第5話

初デート
239
2021/06/22 22:00

私は慣れない靴を履いて駅まで猛ダッシュする。

なんてったって、結弦くんとの初デート。

いや、人生初のデートだ。


駅に近づくにつれてスラッとした人影がハッキリとしてくる。間違いなく、結弦くんだ。



斎藤 雪穂
斎藤 雪穂
お、お、おまたせ!
峰川 結弦
峰川 結弦
俺も今来たところ。じゃあ、行こうか
斎藤 雪穂
斎藤 雪穂
うん!

結弦くんはとても優しい。段差があれば手を差し伸べてくれるし、少し待ち合わせに遅れても絶対に怒らない。

髪を切ったらすぐに気づいてくれて、私の事だって褒めてくれる。

だからか、私は最近少し自分に自信が持てて、明るくなったと思う。


峰川 結弦
峰川 結弦
大丈夫?
斎藤 雪穂
斎藤 雪穂
うん!

結弦くんと目が合うだけでも恥ずかしい。

初恋は切ないってよく聞いてたけど、全然そんなことなくて。むしろ、幸せだ。


その後、私たちはこの街では有名な海辺を散策することに。
たくさんのスイーツショップやカフェが立ち並んでいる。その他にも、ショッピングモールもあるようだ。


峰川 結弦
峰川 結弦
どこ行こうか?
斎藤 雪穂
斎藤 雪穂
うーん……私はあそこのクレープがいいかな
峰川 結弦
峰川 結弦
俺は向こうのアイスクリームがいい。
お互い買ってきて、そこのベンチで食べよう

そして、私はずっと来たかったスイーツ店の名物、抹茶クレープを頼んだ。

目の前で作られるクレープをよく眺め、受け取り、ベンチの方へ歩く。

ベンチに近づくにつれて、先に待っていた結弦くんが手を振ってくれるのが見えた。

そして、私の座る場所を綺麗にしてくれている。

斎藤 雪穂
斎藤 雪穂
ありがとう!
峰川 結弦
峰川 結弦
どういたしまして

目の前に大きく広がる海。

爽やかな風の吹く中、美味しいものを好きな人とこんな素敵な景色を見ながら食べるなんて、最高だ。
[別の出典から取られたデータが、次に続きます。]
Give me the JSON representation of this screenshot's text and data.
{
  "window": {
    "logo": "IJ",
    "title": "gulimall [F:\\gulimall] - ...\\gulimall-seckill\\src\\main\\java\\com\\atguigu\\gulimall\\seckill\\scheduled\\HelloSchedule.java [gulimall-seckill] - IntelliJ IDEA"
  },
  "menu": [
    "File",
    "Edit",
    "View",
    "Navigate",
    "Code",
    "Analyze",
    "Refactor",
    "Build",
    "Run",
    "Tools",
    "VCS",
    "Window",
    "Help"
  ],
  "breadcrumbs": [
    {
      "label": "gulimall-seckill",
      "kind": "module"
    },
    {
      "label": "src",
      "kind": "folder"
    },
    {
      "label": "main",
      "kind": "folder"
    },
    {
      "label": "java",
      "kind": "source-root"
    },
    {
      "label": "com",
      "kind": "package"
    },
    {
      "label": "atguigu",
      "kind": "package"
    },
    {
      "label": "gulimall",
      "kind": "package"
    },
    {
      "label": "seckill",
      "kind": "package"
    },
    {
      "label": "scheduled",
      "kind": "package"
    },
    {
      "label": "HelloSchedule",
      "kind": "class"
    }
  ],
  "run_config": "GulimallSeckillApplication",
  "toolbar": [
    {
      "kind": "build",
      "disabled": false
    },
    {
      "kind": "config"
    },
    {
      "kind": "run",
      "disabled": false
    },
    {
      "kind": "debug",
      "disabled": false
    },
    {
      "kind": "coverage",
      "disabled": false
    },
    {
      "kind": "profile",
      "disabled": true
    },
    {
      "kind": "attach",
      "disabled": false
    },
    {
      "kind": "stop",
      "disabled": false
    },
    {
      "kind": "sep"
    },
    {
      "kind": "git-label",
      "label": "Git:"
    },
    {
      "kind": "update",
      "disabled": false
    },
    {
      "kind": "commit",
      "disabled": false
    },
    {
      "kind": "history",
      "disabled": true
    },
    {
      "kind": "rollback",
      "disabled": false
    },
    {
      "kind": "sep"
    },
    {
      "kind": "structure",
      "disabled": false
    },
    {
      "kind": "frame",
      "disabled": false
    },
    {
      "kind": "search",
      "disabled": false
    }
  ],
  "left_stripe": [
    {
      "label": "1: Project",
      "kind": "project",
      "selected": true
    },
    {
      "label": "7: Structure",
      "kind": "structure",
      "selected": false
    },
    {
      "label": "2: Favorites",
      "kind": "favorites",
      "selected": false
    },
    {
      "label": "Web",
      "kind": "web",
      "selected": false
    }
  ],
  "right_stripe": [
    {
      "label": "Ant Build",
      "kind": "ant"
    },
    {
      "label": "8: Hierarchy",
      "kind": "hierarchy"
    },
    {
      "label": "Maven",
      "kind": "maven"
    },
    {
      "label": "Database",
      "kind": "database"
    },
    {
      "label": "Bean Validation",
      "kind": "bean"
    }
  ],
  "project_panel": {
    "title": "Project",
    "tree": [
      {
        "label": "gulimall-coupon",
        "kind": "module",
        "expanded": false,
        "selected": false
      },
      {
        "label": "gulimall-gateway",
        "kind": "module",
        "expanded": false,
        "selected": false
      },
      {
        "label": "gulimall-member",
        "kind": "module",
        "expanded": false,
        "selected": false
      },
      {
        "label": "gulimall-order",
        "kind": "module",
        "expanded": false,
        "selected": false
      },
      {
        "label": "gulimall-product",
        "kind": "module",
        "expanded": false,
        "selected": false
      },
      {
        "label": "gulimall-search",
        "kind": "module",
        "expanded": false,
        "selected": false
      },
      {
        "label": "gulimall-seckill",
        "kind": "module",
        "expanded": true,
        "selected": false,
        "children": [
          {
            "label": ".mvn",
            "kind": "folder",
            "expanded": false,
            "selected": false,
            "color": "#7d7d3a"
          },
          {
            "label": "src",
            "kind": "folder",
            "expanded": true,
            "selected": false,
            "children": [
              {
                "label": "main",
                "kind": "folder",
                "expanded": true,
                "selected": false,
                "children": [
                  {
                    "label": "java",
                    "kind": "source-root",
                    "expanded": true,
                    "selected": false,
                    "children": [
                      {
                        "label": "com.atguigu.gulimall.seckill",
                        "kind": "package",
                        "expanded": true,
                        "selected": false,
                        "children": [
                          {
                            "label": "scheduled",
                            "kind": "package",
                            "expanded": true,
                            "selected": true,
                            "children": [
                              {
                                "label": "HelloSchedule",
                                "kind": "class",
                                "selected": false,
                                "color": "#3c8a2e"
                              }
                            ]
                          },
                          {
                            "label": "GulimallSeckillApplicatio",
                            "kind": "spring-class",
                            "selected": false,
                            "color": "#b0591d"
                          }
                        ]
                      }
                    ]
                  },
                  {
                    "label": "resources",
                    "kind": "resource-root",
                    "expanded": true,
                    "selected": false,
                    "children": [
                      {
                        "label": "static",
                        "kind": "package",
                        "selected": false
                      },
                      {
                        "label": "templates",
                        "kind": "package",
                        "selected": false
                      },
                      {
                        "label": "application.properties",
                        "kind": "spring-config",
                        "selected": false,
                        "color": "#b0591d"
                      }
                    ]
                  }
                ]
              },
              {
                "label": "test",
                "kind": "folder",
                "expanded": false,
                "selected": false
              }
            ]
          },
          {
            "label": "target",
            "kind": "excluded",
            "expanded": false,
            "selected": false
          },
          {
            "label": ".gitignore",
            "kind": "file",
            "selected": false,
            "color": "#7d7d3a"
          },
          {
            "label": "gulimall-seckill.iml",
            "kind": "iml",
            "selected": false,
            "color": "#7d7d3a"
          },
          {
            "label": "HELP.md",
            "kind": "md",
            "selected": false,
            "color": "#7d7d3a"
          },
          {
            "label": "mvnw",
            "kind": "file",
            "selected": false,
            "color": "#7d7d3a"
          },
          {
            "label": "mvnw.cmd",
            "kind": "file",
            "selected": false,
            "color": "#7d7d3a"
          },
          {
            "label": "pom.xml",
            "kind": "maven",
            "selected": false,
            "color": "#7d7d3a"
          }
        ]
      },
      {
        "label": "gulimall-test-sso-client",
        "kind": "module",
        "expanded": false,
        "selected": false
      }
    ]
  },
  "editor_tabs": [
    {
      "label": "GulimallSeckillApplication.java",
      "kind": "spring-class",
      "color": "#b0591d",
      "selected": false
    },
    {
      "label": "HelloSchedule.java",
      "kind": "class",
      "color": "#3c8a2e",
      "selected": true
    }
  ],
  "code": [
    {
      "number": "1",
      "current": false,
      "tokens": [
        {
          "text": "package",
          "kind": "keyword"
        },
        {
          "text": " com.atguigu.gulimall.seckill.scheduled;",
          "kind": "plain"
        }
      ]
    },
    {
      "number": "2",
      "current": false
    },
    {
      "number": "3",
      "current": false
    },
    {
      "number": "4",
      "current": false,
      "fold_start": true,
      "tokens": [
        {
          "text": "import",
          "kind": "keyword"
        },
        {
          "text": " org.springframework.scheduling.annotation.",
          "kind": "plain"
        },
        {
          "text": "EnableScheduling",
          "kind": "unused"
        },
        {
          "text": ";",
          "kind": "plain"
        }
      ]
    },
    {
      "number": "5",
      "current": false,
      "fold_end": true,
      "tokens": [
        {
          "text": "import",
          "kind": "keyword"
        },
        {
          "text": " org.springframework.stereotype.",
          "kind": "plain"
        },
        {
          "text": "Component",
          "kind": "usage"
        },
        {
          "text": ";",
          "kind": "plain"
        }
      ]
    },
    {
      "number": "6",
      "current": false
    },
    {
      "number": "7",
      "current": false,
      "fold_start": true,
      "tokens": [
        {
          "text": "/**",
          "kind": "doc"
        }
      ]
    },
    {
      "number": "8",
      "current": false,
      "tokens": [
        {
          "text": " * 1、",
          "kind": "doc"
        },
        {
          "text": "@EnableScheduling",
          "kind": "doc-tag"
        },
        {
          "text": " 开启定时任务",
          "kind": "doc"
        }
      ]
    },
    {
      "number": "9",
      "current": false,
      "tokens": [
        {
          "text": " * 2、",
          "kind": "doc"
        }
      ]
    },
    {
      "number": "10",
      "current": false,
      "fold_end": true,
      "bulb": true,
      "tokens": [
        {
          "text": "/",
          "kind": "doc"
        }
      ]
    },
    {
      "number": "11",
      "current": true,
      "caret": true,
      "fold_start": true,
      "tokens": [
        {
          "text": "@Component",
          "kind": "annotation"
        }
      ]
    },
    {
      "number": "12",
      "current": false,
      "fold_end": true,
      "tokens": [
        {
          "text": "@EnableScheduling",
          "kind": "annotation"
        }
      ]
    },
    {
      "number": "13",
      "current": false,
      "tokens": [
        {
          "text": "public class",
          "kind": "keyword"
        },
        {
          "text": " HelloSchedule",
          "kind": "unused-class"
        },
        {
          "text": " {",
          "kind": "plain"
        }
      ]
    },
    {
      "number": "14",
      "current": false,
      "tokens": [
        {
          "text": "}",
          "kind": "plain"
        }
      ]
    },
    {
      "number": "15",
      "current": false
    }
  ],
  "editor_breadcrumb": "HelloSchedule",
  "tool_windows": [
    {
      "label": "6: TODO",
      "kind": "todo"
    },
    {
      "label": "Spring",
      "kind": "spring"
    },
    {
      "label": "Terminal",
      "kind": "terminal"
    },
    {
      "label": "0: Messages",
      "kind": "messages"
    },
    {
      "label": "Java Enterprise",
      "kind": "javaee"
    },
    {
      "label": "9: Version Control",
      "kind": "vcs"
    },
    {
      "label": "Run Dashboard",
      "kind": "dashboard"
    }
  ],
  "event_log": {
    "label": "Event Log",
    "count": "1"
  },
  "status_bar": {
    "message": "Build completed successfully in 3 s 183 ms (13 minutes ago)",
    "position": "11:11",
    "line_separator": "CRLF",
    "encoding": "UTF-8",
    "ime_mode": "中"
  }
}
こんなに幸せでいいのか……何か悪いことが起きてしまいそうだと思うほどに幸せだった。


峰川 結弦
峰川 結弦
楽しい?
斎藤 雪穂
斎藤 雪穂
うん!もちろん!
峰川 結弦
峰川 結弦
よかった。つまんないとか思われてたらどうしようって心配で
斎藤 雪穂
斎藤 雪穂
結弦くんとなら何してても楽しいよ


私がそう言うと、頬を赤らめる結弦くん。

私も普段なら絶対に口にできないような言葉を色々と言ってしまった。



峰川 結弦
峰川 結弦
俺も楽しい
斎藤 雪穂
斎藤 雪穂
ずっとこの時間が続けばいいのにね


手を繋ぎ、そう言って海を眺めていた。